Week In Review: So What If He Did?




It wouldn't be the first time a billy goat jumped the fence to taste what's on the other side. I think it's more accepted socially when girls do it, and I think it happens more often between women than men. It's just one of those things: sometimes men kiss other men. I'm sure he didn't lose any sleep over it, and I doubt it was his first time. So why can't you just leave it alone? Why is it so important to you that he admits it publicly?


I remember you when you were an absolute nobody, a brilliantly funny guy with awesome connections - that whole lawsuit for your original URL really helped put you on the map. Your predilection for "stealing" pictures made you even more notorious. Your shady little hook-up is simply a case of TMI - better left unsaid. You don't want to end up like these yo-yo's.

What is up with Rob Lowe and the company he keeps? There's a lot more going on here than meets the eye, and if it all comes out, I don't think anyone's going to smell like a rose.

Working for the Lowes has to be better than working for the Trump-Rubicando household, who survived the last few weeks' furious quarreling to officially tie the knot at Mar-A-Lago, Ivana's ex-husband's place. No word on why Ivana wanted to make it legal with this, her fourth husband, nor is it known whether a pre-nup was signed. Ivana is never stupid with her money, though.

Another pair who have inexplicably decided to make it legal are Pete Wentz and Ashlee Simpson, who have a long history of being on the down-low. The way those two party, I hope to God it's not because she's pregnant. The same Papa Joe who once said no daughter of his would wed a boy-kisser now says he's absolutely thrilled to welcome Pete to the family. I give him six months and he'll start looking like Ryan Cabrera.

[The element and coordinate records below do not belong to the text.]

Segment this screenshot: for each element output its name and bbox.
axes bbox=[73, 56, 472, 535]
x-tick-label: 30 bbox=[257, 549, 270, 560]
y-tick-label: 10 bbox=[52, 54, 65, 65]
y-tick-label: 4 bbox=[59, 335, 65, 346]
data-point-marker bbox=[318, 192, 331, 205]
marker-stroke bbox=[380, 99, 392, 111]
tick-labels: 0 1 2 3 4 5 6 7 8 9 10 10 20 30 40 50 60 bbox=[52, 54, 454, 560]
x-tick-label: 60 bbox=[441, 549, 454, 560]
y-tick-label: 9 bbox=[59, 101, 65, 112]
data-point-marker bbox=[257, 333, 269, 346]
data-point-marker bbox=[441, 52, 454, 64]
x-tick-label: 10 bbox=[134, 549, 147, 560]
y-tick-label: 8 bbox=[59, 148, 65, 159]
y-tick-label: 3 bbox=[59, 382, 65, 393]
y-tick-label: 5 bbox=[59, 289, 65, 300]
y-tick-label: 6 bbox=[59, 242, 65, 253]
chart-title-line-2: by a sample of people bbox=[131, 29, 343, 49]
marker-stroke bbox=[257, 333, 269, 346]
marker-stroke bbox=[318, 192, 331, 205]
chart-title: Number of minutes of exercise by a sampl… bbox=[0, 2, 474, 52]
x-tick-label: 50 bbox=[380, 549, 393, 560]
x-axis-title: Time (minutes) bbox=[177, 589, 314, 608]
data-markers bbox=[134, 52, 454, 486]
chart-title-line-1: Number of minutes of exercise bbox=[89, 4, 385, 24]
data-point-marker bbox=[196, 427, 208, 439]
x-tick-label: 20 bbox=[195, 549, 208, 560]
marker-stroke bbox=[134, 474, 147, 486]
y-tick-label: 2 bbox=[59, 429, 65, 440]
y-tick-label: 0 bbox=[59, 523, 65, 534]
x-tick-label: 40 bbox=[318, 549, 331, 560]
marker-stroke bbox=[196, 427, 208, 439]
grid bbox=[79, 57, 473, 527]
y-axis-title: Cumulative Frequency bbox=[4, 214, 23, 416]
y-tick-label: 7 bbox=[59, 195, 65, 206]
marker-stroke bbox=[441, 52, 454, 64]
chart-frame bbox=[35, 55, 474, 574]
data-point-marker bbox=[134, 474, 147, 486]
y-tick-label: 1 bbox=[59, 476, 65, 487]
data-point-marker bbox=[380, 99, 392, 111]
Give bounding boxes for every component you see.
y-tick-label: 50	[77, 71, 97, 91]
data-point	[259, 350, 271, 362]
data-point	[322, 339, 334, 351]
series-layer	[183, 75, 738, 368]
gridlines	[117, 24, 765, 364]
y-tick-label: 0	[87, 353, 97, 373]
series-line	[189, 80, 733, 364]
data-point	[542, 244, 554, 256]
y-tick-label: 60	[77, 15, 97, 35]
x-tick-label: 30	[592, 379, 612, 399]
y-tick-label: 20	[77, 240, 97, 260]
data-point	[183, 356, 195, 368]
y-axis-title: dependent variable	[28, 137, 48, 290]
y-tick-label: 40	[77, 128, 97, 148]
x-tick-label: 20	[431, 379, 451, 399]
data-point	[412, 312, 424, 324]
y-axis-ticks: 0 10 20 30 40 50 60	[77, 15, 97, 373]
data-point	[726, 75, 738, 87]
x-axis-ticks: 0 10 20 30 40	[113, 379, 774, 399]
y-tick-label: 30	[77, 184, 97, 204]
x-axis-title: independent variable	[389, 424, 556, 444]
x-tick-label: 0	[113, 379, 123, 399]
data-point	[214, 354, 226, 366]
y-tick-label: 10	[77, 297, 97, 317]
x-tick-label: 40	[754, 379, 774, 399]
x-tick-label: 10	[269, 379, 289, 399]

Papa Joe used to be his "manager".

We got word this week that Sean Penn and Robin Wright have decided to stay together and work things out, which probably means Sean found out he would lose his shirt and begged her to take him back.

In publishing news, Nina Garcia got the ax from Elle magazine, rather abruptly and without explanation (at least to the rest of us). It is unknown whether this departure will have an effect on her Project Runway gig.

Across the pond, Pete Doherty got a big surprise when his plethora of court cases was placed before a new magistrate, who decided enough was enough and called him into court to sentence him to a 14-week stretch. This may be a big learning experience for Pete, as none of his friends will come visit, and even Amy Winehouse is mocking him.

Hollywood also lost two of its best TV and movie legends, as we bid a fond farewell to Charlton Heston (Ben Hur, The Ten Commandments, The Planet of the Apes, to name just a few) and Stanley Kamel, who appeared on 90210 and Monk.

Dr. Phil proved that you can take his benefactor and you can take his license to practice psychology but he will always be a big, fat douche. Dr. Phil tried to buy the story of a Florida beatdown of a teenage girl by eight girls who put a video of the beating on YouTube. He had one of his producers fly down there and bail out the ringleader of the vicious assault, to the tune of $30,000. When news broke of his shabby dealings, Dr. Phil tried to blame it all on a "renegade" producer, but we all know better. This is the same asshole that barged in on Britney when she was 5150'd and tried to get her to agree to an appearance on his show before she was lucid.

Katie Couric may be feeling a bit beleaguered this week as well, as more and more rumors swirl of her imminent departure from The CBS Evening News. Katie was great on the Today show, but she's just not network anchor material. Uncle Walter was a hard act to follow. A possible deal could be in the works between CBS and CNN to trade Katie for Anderson Cooper. He'd be a big draw for the news, and she's a perfect successor to Larry King.

Speaking of big draw, perhaps you should be taking smaller hits. You screamed out your little tale to everyone, even took a lie detector test ... and still, no one really cared. Take the hint and go get your hair colored or something.